Muslim children who are at risk of being exposed to "radical Islamic extremism" by their parents are victims of child abuse and should be taken into care, according to Boris Johnson.

Writing in his column for the Daily Telegraph, the mayor of London said some children should be removed from their families to stop them being taught the kind of "mad yearning for murder and death" espoused by the killers of Fusilier Lee Rigby.

Johnson told London radio station LBC Radio during his monthly phone-in that children exposed to extreme views by BNP members could also be taken into care.

In his article, Johnson wrote: "We know that the problem of radicalisation is not getting conspicuously worse – but nor is it going away. There are a few thousand people in London – the 'low thousands', they say – who are of interest to the security services and a huge amount of work goes into monitoring those people, and into making sure their ranks are not swelled by new victims of radicalisation.

We are watching like hawks to see who comes back from Syria, and the ideas they may have picked up
- Boris Johnson

"What has been less widely understood is that some young people are now being radicalised at home by their parents or by their stepparents. It is estimated that there could be hundreds of children – especially those who come within the orbit of the banned extremist group al-Muhajiroun – who are being taught crazy stuff: the kind of mad yearning for murder and death that we heard from Lee Rigby's killers."

Johnson said there had been a reluctance by social services to intervene in the behaviour of certain groups even when police had evidence because it was not clear that the "safeguarding law" would support such action.
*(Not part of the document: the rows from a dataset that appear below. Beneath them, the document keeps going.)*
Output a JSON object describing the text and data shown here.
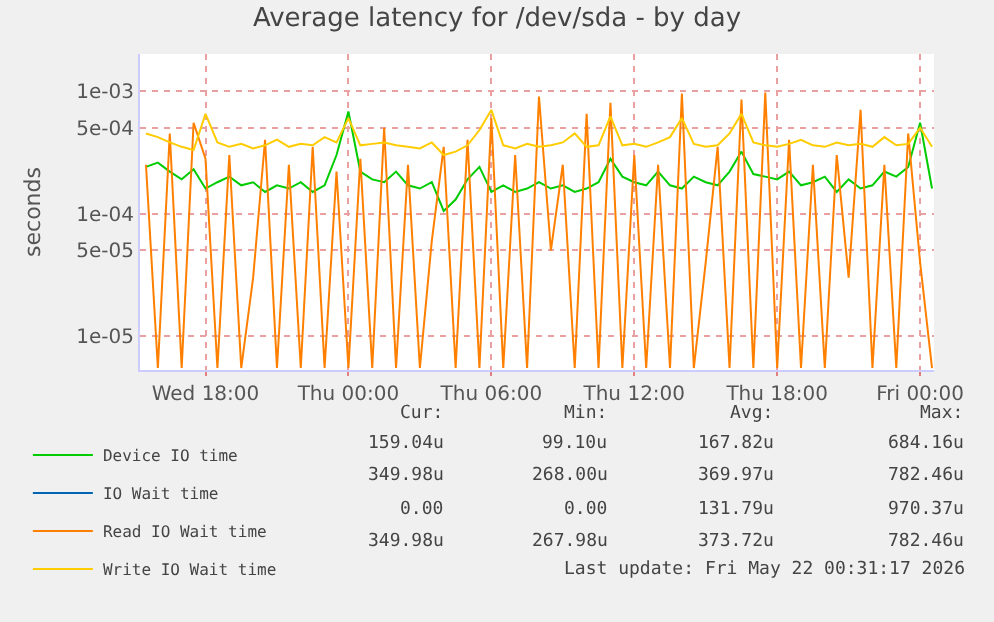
{
  "chart_data": {
    "type": "line",
    "title": "Average latency for /dev/sda - by day",
    "ylabel": "seconds",
    "log": "y",
    "grid": true,
    "legend": "bottom left",
    "marker": "none",
    "line_style": "solid",
    "x": [
      "2026-05-20T15:30",
      "2026-05-20T16:00",
      "2026-05-20T16:30",
      "2026-05-20T17:00",
      "2026-05-20T17:30",
      "2026-05-20T18:00",
      "2026-05-20T18:30",
      "2026-05-20T19:00",
      "2026-05-20T19:30",
      "2026-05-20T20:00",
      "2026-05-20T20:30",
      "2026-05-20T21:00",
      "2026-05-20T21:30",
      "2026-05-20T22:00",
      "2026-05-20T22:30",
      "2026-05-20T23:00",
      "2026-05-20T23:30",
      "2026-05-21T00:00",
      "2026-05-21T00:30",
      "2026-05-21T01:00",
      "2026-05-21T01:30",
      "2026-05-21T02:00",
      "2026-05-21T02:30",
      "2026-05-21T03:00",
      "2026-05-21T03:30",
      "2026-05-21T04:00",
      "2026-05-21T04:30",
      "2026-05-21T05:00",
      "2026-05-21T05:30",
      "2026-05-21T06:00",
      "2026-05-21T06:30",
      "2026-05-21T07:00",
      "2026-05-21T07:30",
      "2026-05-21T08:00",
      "2026-05-21T08:30",
      "2026-05-21T09:00",
      "2026-05-21T09:30",
      "2026-05-21T10:00",
      "2026-05-21T10:30",
      "2026-05-21T11:00",
      "2026-05-21T11:30",
      "2026-05-21T12:00",
      "2026-05-21T12:30",
      "2026-05-21T13:00",
      "2026-05-21T13:30",
      "2026-05-21T14:00",
      "2026-05-21T14:30",
      "2026-05-21T15:00",
      "2026-05-21T15:30",
      "2026-05-21T16:00",
      "2026-05-21T16:30",
      "2026-05-21T17:00",
      "2026-05-21T17:30",
      "2026-05-21T18:00",
      "2026-05-21T18:30",
      "2026-05-21T19:00",
      "2026-05-21T19:30",
      "2026-05-21T20:00",
      "2026-05-21T20:30",
      "2026-05-21T21:00",
      "2026-05-21T21:30",
      "2026-05-21T22:00",
      "2026-05-21T22:30",
      "2026-05-21T23:00",
      "2026-05-21T23:30",
      "2026-05-22T00:00",
      "2026-05-22T00:30"
    ],
    "xlim": [
      "2026-05-20T15:15",
      "2026-05-22T00:35"
    ],
    "xticks": [
      {
        "value": "2026-05-20T18:00",
        "label": "Wed 18:00"
      },
      {
        "value": "2026-05-21T00:00",
        "label": "Thu 00:00"
      },
      {
        "value": "2026-05-21T06:00",
        "label": "Thu 06:00"
      },
      {
        "value": "2026-05-21T12:00",
        "label": "Thu 12:00"
      },
      {
        "value": "2026-05-21T18:00",
        "label": "Thu 18:00"
      },
      {
        "value": "2026-05-22T00:00",
        "label": "Fri 00:00"
      }
    ],
    "ylim": [
      5.3e-06,
      0.002
    ],
    "yticks": [
      {
        "value": 1e-05,
        "label": "1e-05"
      },
      {
        "value": 5e-05,
        "label": "5e-05"
      },
      {
        "value": 0.0001,
        "label": "1e-04"
      },
      {
        "value": 0.0005,
        "label": "5e-04"
      },
      {
        "value": 0.001,
        "label": "1e-03"
      }
    ],
    "series": [
      {
        "name": "Device IO time",
        "color": "#00cc00",
        "values": [
          0.00024,
          0.00026,
          0.00022,
          0.00019,
          0.00023,
          0.00016,
          0.00018,
          0.0002,
          0.00017,
          0.00018,
          0.00015,
          0.00017,
          0.00016,
          0.00018,
          0.00015,
          0.00017,
          0.0003,
          0.00068,
          0.00022,
          0.00019,
          0.00018,
          0.00022,
          0.00017,
          0.00016,
          0.00018,
          0.000105,
          0.00013,
          0.00019,
          0.00024,
          0.00015,
          0.00017,
          0.00015,
          0.00016,
          0.00018,
          0.00016,
          0.00017,
          0.00015,
          0.00016,
          0.00018,
          0.00028,
          0.0002,
          0.00018,
          0.00017,
          0.00022,
          0.00017,
          0.00016,
          0.0002,
          0.00018,
          0.00017,
          0.00022,
          0.00032,
          0.00021,
          0.0002,
          0.00019,
          0.00022,
          0.00017,
          0.00018,
          0.0002,
          0.00015,
          0.00019,
          0.00016,
          0.00017,
          0.00022,
          0.0002,
          0.00024,
          0.00055,
          0.00016
        ]
      },
      {
        "name": "IO Wait time",
        "color": "#0066b3",
        "values": [
          null,
          null,
          null,
          null,
          null,
          null,
          null,
          null,
          null,
          null,
          null,
          null,
          null,
          null,
          null,
          null,
          null,
          null,
          null,
          null,
          null,
          null,
          null,
          null,
          null,
          null,
          null,
          null,
          null,
          null,
          null,
          null,
          null,
          null,
          null,
          null,
          null,
          null,
          null,
          null,
          null,
          null,
          null,
          null,
          null,
          null,
          null,
          null,
          null,
          null,
          null,
          null,
          null,
          null,
          null,
          null,
          null,
          null,
          null,
          null,
          null,
          null,
          null,
          null,
          null,
          null,
          null
        ]
      },
      {
        "name": "Read IO Wait time",
        "color": "#ff8000",
        "values": [
          0.00025,
          5.5e-06,
          0.00045,
          5.5e-06,
          0.00055,
          0.00028,
          5.5e-06,
          0.0003,
          5.5e-06,
          3e-05,
          0.0004,
          5.5e-06,
          0.00025,
          5.5e-06,
          0.00035,
          5.5e-06,
          0.00022,
          5.5e-06,
          0.00028,
          5.5e-06,
          0.0005,
          5.5e-06,
          0.00025,
          5.5e-06,
          6e-05,
          0.00035,
          5.5e-06,
          0.0004,
          5.5e-06,
          0.0006,
          5.5e-06,
          0.0003,
          5.5e-06,
          0.0009,
          5e-05,
          0.00025,
          5.5e-06,
          0.00065,
          5.5e-06,
          0.0008,
          5.5e-06,
          0.0003,
          5.5e-06,
          0.00025,
          5.5e-06,
          0.00095,
          5.5e-06,
          4e-05,
          0.00035,
          5.5e-06,
          0.00085,
          5.5e-06,
          0.00097,
          5.5e-06,
          0.0004,
          5.5e-06,
          0.00025,
          5.5e-06,
          0.0003,
          3e-05,
          0.0007,
          5.5e-06,
          0.00025,
          5.5e-06,
          0.00045,
          4e-05,
          5.5e-06
        ]
      },
      {
        "name": "Write IO Wait time",
        "color": "#ffcc00",
        "values": [
          0.00045,
          0.00042,
          0.00038,
          0.00035,
          0.00033,
          0.00065,
          0.00038,
          0.00035,
          0.00037,
          0.00034,
          0.00036,
          0.0004,
          0.00035,
          0.00037,
          0.00036,
          0.00042,
          0.00038,
          0.0006,
          0.00036,
          0.00037,
          0.00038,
          0.00036,
          0.00035,
          0.00034,
          0.00038,
          0.0003,
          0.00032,
          0.00036,
          0.00048,
          0.0007,
          0.00036,
          0.00034,
          0.00037,
          0.00035,
          0.00036,
          0.00038,
          0.00045,
          0.00035,
          0.00036,
          0.00062,
          0.00036,
          0.00037,
          0.00035,
          0.00038,
          0.00042,
          0.0006,
          0.00037,
          0.00035,
          0.00036,
          0.00045,
          0.00065,
          0.00038,
          0.00036,
          0.00035,
          0.00037,
          0.0004,
          0.00036,
          0.00035,
          0.00038,
          0.00036,
          0.00037,
          0.00035,
          0.00042,
          0.00036,
          0.00037,
          0.0005,
          0.00035
        ]
      }
    ],
    "annotations": [
      "Cur:",
      "Min:",
      "Avg:",
      "Max:",
      "159.04u",
      "99.10u",
      "167.82u",
      "684.16u",
      "349.98u",
      "268.00u",
      "369.97u",
      "782.46u",
      "0.00",
      "0.00",
      "131.79u",
      "970.37u",
      "349.98u",
      "267.98u",
      "373.72u",
      "782.46u",
      "Last update: Fri May 22 00:31:17 2026"
    ]
  }
}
Michael Adebolajo and Michael Adebowale were found guilty
Michael Adebolajo and Michael Adebowale were found guilty of the murder of fusilier Lee Rigby in Woolwich Reuters

He added: "A child may be taken into care if he or she is being exposed to pornography or is being abused – but not if the child is being habituated to this utterly bleak and nihilistic view of the world that could lead them to become murderers.

"I have been told of at least one case where the younger siblings of a convicted terrorist are well on the road to radicalisation – and it is simply not clear that the law would support intervention."

"This is absurd. The law should obviously treat radicalisation as a form of child abuse. It is the strong view of many of those involved in counter-terrorism that there should be a clearer legal position, so that those children who are being turned into potential killers or suicide bombers can be removed into care – for their own safety and for the safety of the public."

When asked if children of BNP members who spread racial hatred should also be taken away, Johnson told LBC Radio it could be justified in the most "extreme cases".

He added: "It all depends on the interests of the child. It depends what is happening. If that child is being taught to want to commit crime, or be full of hate, then I imagine you might contemplate such a thing."

Michael Adebolajo was handed a whole-life sentence for the murder of Rigby in Woolwich. His accomplice Michael Adebowale was handed a life sentence with a minimum term of 45 years.

During the trial, Adebolajo told the court he was acting as a "soldier of Allah".